The British version of the series, Paris Hilton's British Best Friend, premiered on January 29, 2009, on ITV2, and consisted of 8 episodes. Hilton shot the majority of the series in London, with portions of the first and last episodes shot in the U.S. Twelve women and one man competed in challenges in an attempt to become Paris' British Best Friend.

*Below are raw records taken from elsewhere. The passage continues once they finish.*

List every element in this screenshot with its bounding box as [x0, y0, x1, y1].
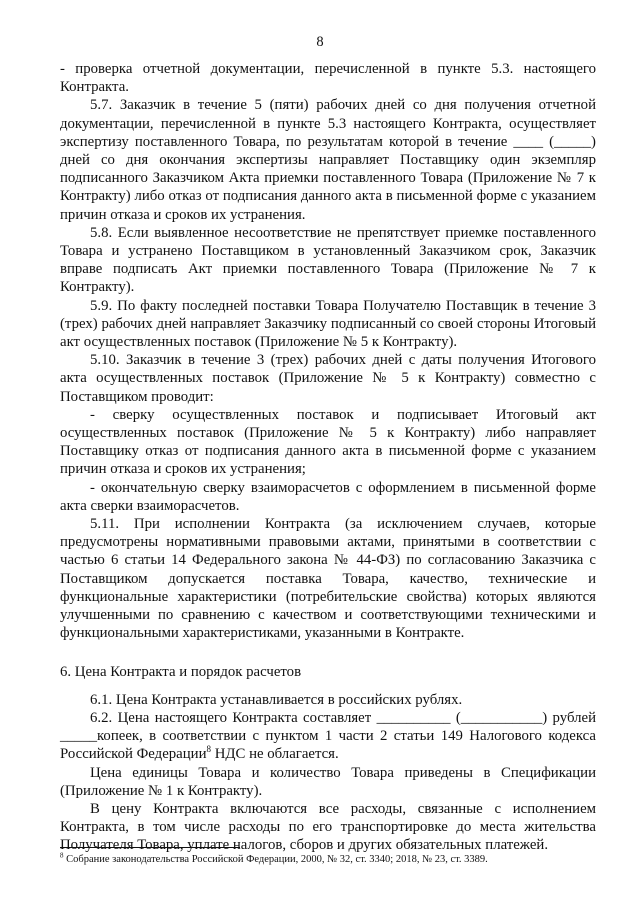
paragraph-6-2: [60, 709, 596, 764]
document-body: [60, 60, 596, 855]
paragraph-6-2-tail: НДС не облагается.: [211, 746, 339, 763]
paragraph-5-10-item-1: - сверку осуществленных поставок и подписывает Итоговый акт осуществленных поставок (Приложение № 5 к Контракту) либо направляет Поставщику отказ от подписания данного акта в письменной форме с указанием причин отказа и сроков их устранения;: [60, 406, 596, 478]
footnote-text: Собрание законодательства Российской Федерации, 2000, № 32, ст. 3340; 2018, № 23, ст. 3389.: [63, 854, 488, 865]
section-heading: 6. Цена Контракта и порядок расчетов: [60, 663, 302, 680]
paragraph-5-9: 5.9. По факту последней поставки Товара Получателю Поставщик в течение 3 (трех) рабочих дней направляет Заказчику подписанный со своей стороны Итоговый акт осуществленных поставок (Приложение № 5 к Контракту).: [60, 297, 596, 351]
footnote-marker: 8: [60, 851, 64, 860]
paragraph-5-8: 5.8. Если выявленное несоответствие не препятствует приемке поставленного Товара и устранено Поставщиком в установленный Заказчиком срок, Заказчик вправе подписать Акт приемки поставленного Товара (Приложение № 7 к Контракту).: [60, 224, 596, 296]
paragraph-6-1: 6.1. Цена Контракта устанавливается в российских рублях.: [90, 691, 463, 708]
paragraph-5-10: 5.10. Заказчик в течение 3 (трех) рабочих дней с даты получения Итогового акта осуществленных поставок (Приложение № 5 к Контракту) совместно с Поставщиком проводит:: [60, 352, 596, 405]
paragraph-5-6-end: - проверка отчетной документации, перечисленной в пункте 5.3. настоящего Контракта.: [60, 61, 596, 96]
footnote-reference: 8: [206, 744, 212, 755]
paragraph-5-11: 5.11. При исполнении Контракта (за исключением случаев, которые предусмотрены нормативными правовыми актами, принятыми в соответствии с частью 6 статьи 14 Федерального закона № 44-ФЗ) по согласованию Заказчика с Поставщиком допускается поставка Товара, качество, технические и функциональные характеристики (потребительские свойства) которых являются улучшенными по сравнению с качеством и соответствующими техническими и функциональными характеристиками, указанными в Контракте.: [60, 516, 596, 642]
footnote: [60, 853, 600, 866]
footnote-divider: [60, 847, 240, 848]
page-number: 8: [316, 34, 324, 50]
paragraph-5-10-item-2: - окончательную сверку взаиморасчетов с оформлением в письменной форме акта сверки взаиморасчетов.: [60, 479, 596, 514]
paragraph-5-7: 5.7. Заказчик в течение 5 (пяти) рабочих дней со дня получения отчетной документации, перечисленной в пункте 5.3 настоящего Контракта, осуществляет экспертизу поставленного Товара, по результатам которой в течение ____ (_____) дней со дня окончания экспертизы направляет Поставщику один экземпляр подписанного Заказчиком Акта приемки поставленного Товара (Приложение № 7 к Контракту) либо отказ от подписания данного акта в письменной форме с указанием причин отказа и сроков их устранения.: [60, 97, 596, 223]
paragraph-6-2-text: 6.2. Цена настоящего Контракта составляет __________ (___________) рублей _____копеек, в соответствии с пунктом 1 части 2 статьи 149 Налогового кодекса Российской Федерации: [60, 709, 596, 763]
paragraph-unit-price: Цена единицы Товара и количество Товара приведены в Спецификации (Приложение № 1 к Контракту).: [60, 764, 596, 799]
paragraph-price-includes: В цену Контракта включаются все расходы, связанные с исполнением Контракта, в том числе расходы по его транспортировке до места жительства Получателя Товара, уплате налогов, сборов и других обязательных платежей.: [60, 800, 596, 854]
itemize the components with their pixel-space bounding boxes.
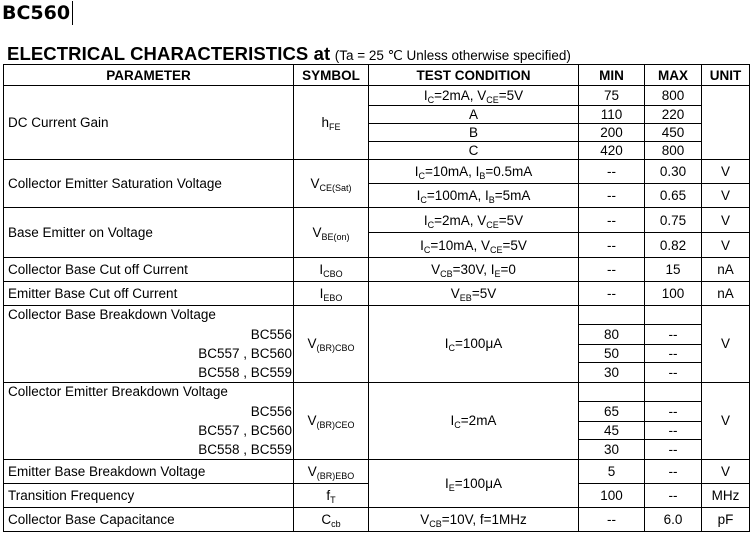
symbol-ft: $f_T$ — [294, 483, 369, 507]
max-value: 0.75 — [645, 208, 702, 233]
max-value: -- — [645, 459, 702, 483]
max-value: -- — [645, 483, 702, 507]
heading-conditions: (Ta = 25 ℃ Unless otherwise specified) — [334, 48, 571, 63]
table-row — [4, 459, 750, 483]
test-condition: $I_C=100mA$, $I_B=5mA$ — [369, 184, 579, 208]
min-value: 65 — [579, 402, 645, 421]
max-value: -- — [645, 363, 702, 382]
min-value: 110 — [579, 106, 645, 124]
min-value: -- — [579, 258, 645, 282]
test-condition: $I_C=10mA$, $I_B=0.5mA$ — [369, 160, 579, 184]
max-value: 15 — [645, 258, 702, 282]
electrical-characteristics-table — [3, 64, 750, 532]
symbol-iebo: $I_{EBO}$ — [294, 282, 369, 306]
symbol-vbe-on: $V_{BE(on)}$ — [294, 208, 369, 258]
symbol-icbo: $I_{CBO}$ — [294, 258, 369, 282]
max-value: 0.30 — [645, 160, 702, 184]
max-value: 6.0 — [645, 507, 702, 531]
param-title: Collector Emitter Breakdown Voltage — [8, 383, 228, 399]
min-value: 50 — [579, 344, 645, 362]
param-base-emitter-on-voltage: Base Emitter on Voltage — [4, 208, 294, 258]
min-value: -- — [579, 233, 645, 258]
unit-value: V — [702, 184, 750, 208]
variant-label: BC557 , BC560 — [198, 422, 292, 438]
max-value: 100 — [645, 282, 702, 306]
min-value: 75 — [579, 86, 645, 106]
unit-value: V — [702, 160, 750, 184]
param-emitter-base-breakdown-voltage: Emitter Base Breakdown Voltage — [4, 459, 294, 483]
test-condition: $I_C=10mA$, $V_{CE}=5V$ — [369, 233, 579, 258]
max-value: -- — [645, 344, 702, 362]
param-emitter-base-cutoff-current: Emitter Base Cut off Current — [4, 282, 294, 306]
unit-value: V — [702, 233, 750, 258]
table-row — [4, 282, 750, 306]
table-row — [4, 258, 750, 282]
table-row — [4, 160, 750, 184]
max-value: 800 — [645, 86, 702, 106]
variant-label: BC556 — [250, 326, 292, 342]
unit-value: pF — [702, 507, 750, 531]
max-value: 220 — [645, 106, 702, 124]
max-value — [645, 382, 702, 401]
max-value: 800 — [645, 142, 702, 160]
document-title: BC560 — [2, 1, 73, 25]
max-value: 450 — [645, 124, 702, 142]
param-title: Collector Base Breakdown Voltage — [8, 307, 216, 322]
unit-value: MHz — [702, 483, 750, 507]
param-collector-base-breakdown-voltage — [4, 306, 294, 383]
param-collector-emitter-breakdown-voltage — [4, 382, 294, 459]
col-header-unit: UNIT — [702, 65, 750, 86]
variant-label: BC558 , BC559 — [198, 441, 292, 457]
min-value — [579, 306, 645, 325]
table-row — [4, 306, 750, 325]
param-collector-base-cutoff-current: Collector Base Cut off Current — [4, 258, 294, 282]
min-value: 30 — [579, 440, 645, 459]
table-row — [4, 86, 750, 106]
param-collector-base-capacitance: Collector Base Capacitance — [4, 507, 294, 531]
param-transition-frequency: Transition Frequency — [4, 483, 294, 507]
test-condition: $I_C=100\mu A$ — [369, 306, 579, 383]
symbol-vbr-ebo: $V_{(BR)EBO}$ — [294, 459, 369, 483]
max-value: -- — [645, 325, 702, 344]
symbol-hfe: $h_{FE}$ — [294, 86, 369, 160]
min-value: 80 — [579, 325, 645, 344]
test-condition: $V_{EB}=5V$ — [369, 282, 579, 306]
test-condition: $I_C=2mA$, $V_{CE}=5V$ — [369, 86, 579, 106]
param-dc-current-gain: DC Current Gain — [4, 86, 294, 160]
test-condition: $V_{CB}=10V$, f=1MHz — [369, 507, 579, 531]
unit-value — [702, 86, 750, 160]
test-condition: $V_{CB}=30V$, $I_E=0$ — [369, 258, 579, 282]
max-value: -- — [645, 440, 702, 459]
variant-label: BC556 — [250, 403, 292, 419]
unit-value: V — [702, 208, 750, 233]
variant-label: BC558 , BC559 — [198, 364, 292, 380]
table-row — [4, 208, 750, 233]
table-row — [4, 507, 750, 531]
test-condition: $I_E=100\mu A$ — [369, 459, 579, 507]
test-condition: $I_C=2mA$, $V_{CE}=5V$ — [369, 208, 579, 233]
col-header-parameter: PARAMETER — [4, 65, 294, 86]
min-value: 45 — [579, 421, 645, 439]
unit-value: V — [702, 382, 750, 459]
symbol-vce-sat: $V_{CE(Sat)}$ — [294, 160, 369, 208]
symbol-ccb: $C_{cb}$ — [294, 507, 369, 531]
unit-value: nA — [702, 258, 750, 282]
min-value: 420 — [579, 142, 645, 160]
section-heading — [7, 43, 571, 65]
col-header-max: MAX — [645, 65, 702, 86]
max-value: 0.65 — [645, 184, 702, 208]
max-value — [645, 306, 702, 325]
min-value — [579, 382, 645, 401]
test-condition: B — [369, 124, 579, 142]
col-header-test-condition: TEST CONDITION — [369, 65, 579, 86]
max-value: -- — [645, 421, 702, 439]
min-value: -- — [579, 184, 645, 208]
max-value: -- — [645, 402, 702, 421]
min-value: 30 — [579, 363, 645, 382]
table-row — [4, 382, 750, 401]
unit-value: nA — [702, 282, 750, 306]
test-condition: $I_C=2mA$ — [369, 382, 579, 459]
max-value: 0.82 — [645, 233, 702, 258]
test-condition: C — [369, 142, 579, 160]
symbol-vbr-cbo: $V_{(BR)CBO}$ — [294, 306, 369, 383]
min-value: 100 — [579, 483, 645, 507]
min-value: -- — [579, 160, 645, 184]
col-header-symbol: SYMBOL — [294, 65, 369, 86]
test-condition: A — [369, 106, 579, 124]
variant-label: BC557 , BC560 — [198, 345, 292, 361]
heading-main: ELECTRICAL CHARACTERISTICS at — [7, 43, 331, 64]
param-collector-emitter-saturation-voltage: Collector Emitter Saturation Voltage — [4, 160, 294, 208]
header-row — [4, 65, 750, 86]
min-value: -- — [579, 208, 645, 233]
col-header-min: MIN — [579, 65, 645, 86]
min-value: -- — [579, 507, 645, 531]
min-value: -- — [579, 282, 645, 306]
unit-value: V — [702, 306, 750, 383]
min-value: 5 — [579, 459, 645, 483]
unit-value: V — [702, 459, 750, 483]
min-value: 200 — [579, 124, 645, 142]
symbol-vbr-ceo: $V_{(BR)CEO}$ — [294, 382, 369, 459]
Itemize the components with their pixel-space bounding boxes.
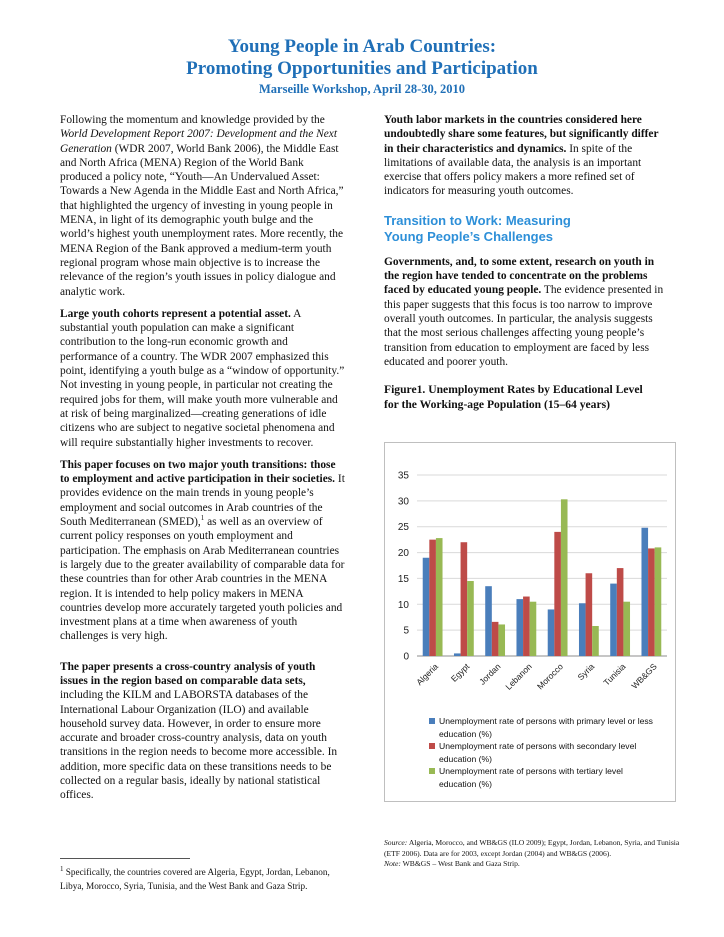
y-tick-label: 35 bbox=[397, 470, 409, 482]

===United Arab Emirates===

Paris Hilton's Dubai BFF was the series' second and last international version. It follows Hilton as she puts a group of twenty-four young women from all throughout the world, but currently living in Dubai, through a series of tests to see who would best complement her lifestyle. This is the first format of the series not to include any male contestants. After a number of delays, the 9-episode series aired on several MTV networks globally in 2011.